Lets call this app ‘Waterfall Workflow’ or WWF. WWF is an application where I can expect a peak of about 800 users concurrently at its absolute extreme maximum. Normal operations should be about half of that number. Users sign in to a main application which holds no more than configuration information and which is responsible for the XPages and coding. Coding is done primarily in Java. All code uses ODA, or as it is officially named, the openNTF Domino API, or just THE API!!! (It all depends on who is speaking 😛 ) Hi Paul, David, and Nathan!!! It also makes heavy use of the Extension Libraries, but lets forget that for a moment.
The data is contained on about 4 separate .nsf databases. Each database has a specific function, i.e. Labels and Languages, Primary Data, Global configurations and database instances, etc. Because I do not want to build a database connection for every little piece of the puzzle, I lazily add every piece of configuration heaven into a cache in the application scope. This is done through a series of ‘Controller’ type java classes. No worries, I do not load every possible piece of scrap into its own AS variable. Everything is neatly organized!!! (Your pride is showing…. oops *zip*) The primary data is obviously not cached…. why should it be….

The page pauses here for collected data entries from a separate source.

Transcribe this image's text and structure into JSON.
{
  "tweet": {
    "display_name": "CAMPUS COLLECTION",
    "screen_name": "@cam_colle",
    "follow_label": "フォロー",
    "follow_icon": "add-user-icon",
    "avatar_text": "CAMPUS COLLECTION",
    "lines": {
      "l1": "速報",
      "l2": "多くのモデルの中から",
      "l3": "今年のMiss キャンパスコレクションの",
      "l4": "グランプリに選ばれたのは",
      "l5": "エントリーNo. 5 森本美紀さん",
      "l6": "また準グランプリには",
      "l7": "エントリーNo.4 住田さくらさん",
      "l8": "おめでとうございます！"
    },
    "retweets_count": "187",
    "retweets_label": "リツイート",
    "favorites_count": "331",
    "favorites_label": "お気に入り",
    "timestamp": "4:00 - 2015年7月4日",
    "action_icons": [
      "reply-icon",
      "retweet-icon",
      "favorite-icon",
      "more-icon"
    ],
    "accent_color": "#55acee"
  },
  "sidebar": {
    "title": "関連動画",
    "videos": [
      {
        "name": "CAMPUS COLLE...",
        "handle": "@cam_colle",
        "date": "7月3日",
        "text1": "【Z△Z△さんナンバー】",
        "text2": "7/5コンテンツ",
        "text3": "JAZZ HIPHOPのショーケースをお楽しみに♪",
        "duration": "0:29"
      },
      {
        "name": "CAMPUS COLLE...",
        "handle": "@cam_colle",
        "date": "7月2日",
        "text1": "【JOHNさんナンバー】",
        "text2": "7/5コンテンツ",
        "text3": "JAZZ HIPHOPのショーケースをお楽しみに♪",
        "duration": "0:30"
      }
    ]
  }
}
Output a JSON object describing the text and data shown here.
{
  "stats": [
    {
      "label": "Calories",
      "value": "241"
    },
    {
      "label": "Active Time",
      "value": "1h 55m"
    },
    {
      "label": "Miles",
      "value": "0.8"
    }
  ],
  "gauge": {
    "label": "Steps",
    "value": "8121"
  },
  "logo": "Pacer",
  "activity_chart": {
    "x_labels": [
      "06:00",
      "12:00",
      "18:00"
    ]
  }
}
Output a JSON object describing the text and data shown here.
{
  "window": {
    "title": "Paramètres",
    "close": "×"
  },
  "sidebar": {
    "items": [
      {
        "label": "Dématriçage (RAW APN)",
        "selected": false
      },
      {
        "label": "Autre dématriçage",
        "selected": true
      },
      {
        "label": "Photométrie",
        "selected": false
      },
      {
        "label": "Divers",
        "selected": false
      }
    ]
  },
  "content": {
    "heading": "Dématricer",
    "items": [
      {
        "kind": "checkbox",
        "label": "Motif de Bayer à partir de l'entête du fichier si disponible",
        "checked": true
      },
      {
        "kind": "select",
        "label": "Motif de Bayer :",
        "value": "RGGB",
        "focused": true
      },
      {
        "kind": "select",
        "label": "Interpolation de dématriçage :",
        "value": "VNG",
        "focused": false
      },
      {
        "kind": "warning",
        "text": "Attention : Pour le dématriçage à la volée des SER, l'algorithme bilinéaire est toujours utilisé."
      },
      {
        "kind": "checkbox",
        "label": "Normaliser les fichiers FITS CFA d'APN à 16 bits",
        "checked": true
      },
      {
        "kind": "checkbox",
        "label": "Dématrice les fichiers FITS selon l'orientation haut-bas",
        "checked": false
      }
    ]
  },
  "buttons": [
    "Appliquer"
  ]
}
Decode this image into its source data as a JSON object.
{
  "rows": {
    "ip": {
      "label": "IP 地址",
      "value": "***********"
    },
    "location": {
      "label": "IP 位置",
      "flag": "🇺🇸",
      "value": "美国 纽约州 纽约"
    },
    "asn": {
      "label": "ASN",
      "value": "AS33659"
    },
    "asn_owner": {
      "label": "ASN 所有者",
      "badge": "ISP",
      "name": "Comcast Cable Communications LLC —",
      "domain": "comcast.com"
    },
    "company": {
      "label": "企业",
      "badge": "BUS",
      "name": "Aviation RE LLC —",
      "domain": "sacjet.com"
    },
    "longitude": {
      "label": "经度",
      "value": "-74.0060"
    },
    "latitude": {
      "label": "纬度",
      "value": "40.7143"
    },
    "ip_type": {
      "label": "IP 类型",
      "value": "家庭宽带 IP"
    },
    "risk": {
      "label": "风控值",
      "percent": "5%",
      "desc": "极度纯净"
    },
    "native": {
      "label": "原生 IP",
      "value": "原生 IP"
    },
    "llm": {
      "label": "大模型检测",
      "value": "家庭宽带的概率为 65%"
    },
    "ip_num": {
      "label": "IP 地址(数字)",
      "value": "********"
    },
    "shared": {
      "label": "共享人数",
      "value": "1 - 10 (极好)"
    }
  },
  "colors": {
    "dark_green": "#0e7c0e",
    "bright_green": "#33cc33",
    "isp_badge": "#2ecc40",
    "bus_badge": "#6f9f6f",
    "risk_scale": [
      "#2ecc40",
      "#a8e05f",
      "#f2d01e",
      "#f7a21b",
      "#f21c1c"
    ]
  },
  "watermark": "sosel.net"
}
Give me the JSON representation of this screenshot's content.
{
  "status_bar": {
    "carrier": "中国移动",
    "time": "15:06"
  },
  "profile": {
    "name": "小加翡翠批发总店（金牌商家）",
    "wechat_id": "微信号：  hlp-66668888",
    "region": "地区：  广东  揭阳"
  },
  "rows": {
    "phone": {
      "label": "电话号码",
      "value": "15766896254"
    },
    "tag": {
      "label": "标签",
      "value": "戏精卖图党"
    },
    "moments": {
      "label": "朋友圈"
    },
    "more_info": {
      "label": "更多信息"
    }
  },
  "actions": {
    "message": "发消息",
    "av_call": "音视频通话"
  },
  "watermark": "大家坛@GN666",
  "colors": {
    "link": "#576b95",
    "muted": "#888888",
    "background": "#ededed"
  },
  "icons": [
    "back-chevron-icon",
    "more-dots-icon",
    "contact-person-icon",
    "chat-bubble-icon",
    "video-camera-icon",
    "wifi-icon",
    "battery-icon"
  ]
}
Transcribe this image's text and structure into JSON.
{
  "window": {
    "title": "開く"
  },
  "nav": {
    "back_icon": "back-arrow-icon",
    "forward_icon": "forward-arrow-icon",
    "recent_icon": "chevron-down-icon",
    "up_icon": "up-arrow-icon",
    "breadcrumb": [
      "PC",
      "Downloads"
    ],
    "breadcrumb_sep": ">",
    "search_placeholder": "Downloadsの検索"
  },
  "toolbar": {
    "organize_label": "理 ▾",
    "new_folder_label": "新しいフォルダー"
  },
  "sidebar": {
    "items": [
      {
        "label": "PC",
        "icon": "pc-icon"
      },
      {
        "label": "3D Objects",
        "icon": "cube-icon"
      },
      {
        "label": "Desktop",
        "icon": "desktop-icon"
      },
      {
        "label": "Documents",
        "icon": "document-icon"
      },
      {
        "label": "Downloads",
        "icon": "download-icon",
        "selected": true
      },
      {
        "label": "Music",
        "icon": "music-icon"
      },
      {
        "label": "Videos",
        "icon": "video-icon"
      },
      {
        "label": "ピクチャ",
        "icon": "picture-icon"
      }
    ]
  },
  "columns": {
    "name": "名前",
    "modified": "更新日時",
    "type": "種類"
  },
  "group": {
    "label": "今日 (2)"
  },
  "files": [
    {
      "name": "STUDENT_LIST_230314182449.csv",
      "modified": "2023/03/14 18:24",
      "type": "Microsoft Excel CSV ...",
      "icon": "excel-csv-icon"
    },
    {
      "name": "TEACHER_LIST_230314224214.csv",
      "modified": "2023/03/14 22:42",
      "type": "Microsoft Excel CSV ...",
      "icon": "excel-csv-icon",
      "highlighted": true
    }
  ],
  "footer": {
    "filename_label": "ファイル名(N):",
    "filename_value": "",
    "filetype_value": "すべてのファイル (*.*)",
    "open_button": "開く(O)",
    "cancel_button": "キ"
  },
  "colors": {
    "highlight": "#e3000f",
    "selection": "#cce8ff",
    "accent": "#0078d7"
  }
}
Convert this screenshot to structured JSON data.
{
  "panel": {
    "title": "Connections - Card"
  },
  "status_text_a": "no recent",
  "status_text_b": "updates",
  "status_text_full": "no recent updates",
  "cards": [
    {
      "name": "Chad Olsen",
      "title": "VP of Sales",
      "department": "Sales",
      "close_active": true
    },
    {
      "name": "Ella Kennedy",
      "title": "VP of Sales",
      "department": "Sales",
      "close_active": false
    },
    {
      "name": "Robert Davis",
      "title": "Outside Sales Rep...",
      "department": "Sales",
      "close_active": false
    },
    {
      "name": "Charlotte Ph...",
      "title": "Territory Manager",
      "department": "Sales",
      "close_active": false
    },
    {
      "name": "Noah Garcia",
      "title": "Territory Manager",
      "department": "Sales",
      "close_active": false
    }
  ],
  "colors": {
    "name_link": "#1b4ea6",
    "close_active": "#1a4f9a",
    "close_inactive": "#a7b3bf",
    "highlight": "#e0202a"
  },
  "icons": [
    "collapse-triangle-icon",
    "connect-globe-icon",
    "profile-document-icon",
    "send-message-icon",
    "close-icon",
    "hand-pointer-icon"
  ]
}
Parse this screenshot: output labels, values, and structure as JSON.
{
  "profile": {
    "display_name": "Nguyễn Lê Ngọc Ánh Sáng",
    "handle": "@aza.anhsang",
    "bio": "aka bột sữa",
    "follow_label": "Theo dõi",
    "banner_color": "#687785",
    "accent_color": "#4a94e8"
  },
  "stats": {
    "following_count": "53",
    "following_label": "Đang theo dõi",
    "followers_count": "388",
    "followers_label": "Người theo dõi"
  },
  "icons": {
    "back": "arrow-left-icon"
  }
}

So all is fine and dandy until I decide to build an advanced search. Should be easy, right??? Yeah, why not. So lets look at my solution and take a look at some more specifics of WWF.
- We are dealing with an application with heavy Author/Reader field usage. (well there goes performance, but there is not too much I can do there…. I think…)
- We are dealing with approximately 60,000 documents worth of primary data. (Remember other information is stored in cache as fetched from other nsfs)
- Each primary data document may hold a single attachment, and every primary data document may have a separate document (linked via a key) containing up to 10 attachments. This gives us a max total of about 120,000 possible documents where the actual value is likely closer to roughly 80,000.
- The search is done in such a way that the query could have 20,000 hits or more. (theoretical)
Productive Server Info
- 2 XPage applications are run on this server.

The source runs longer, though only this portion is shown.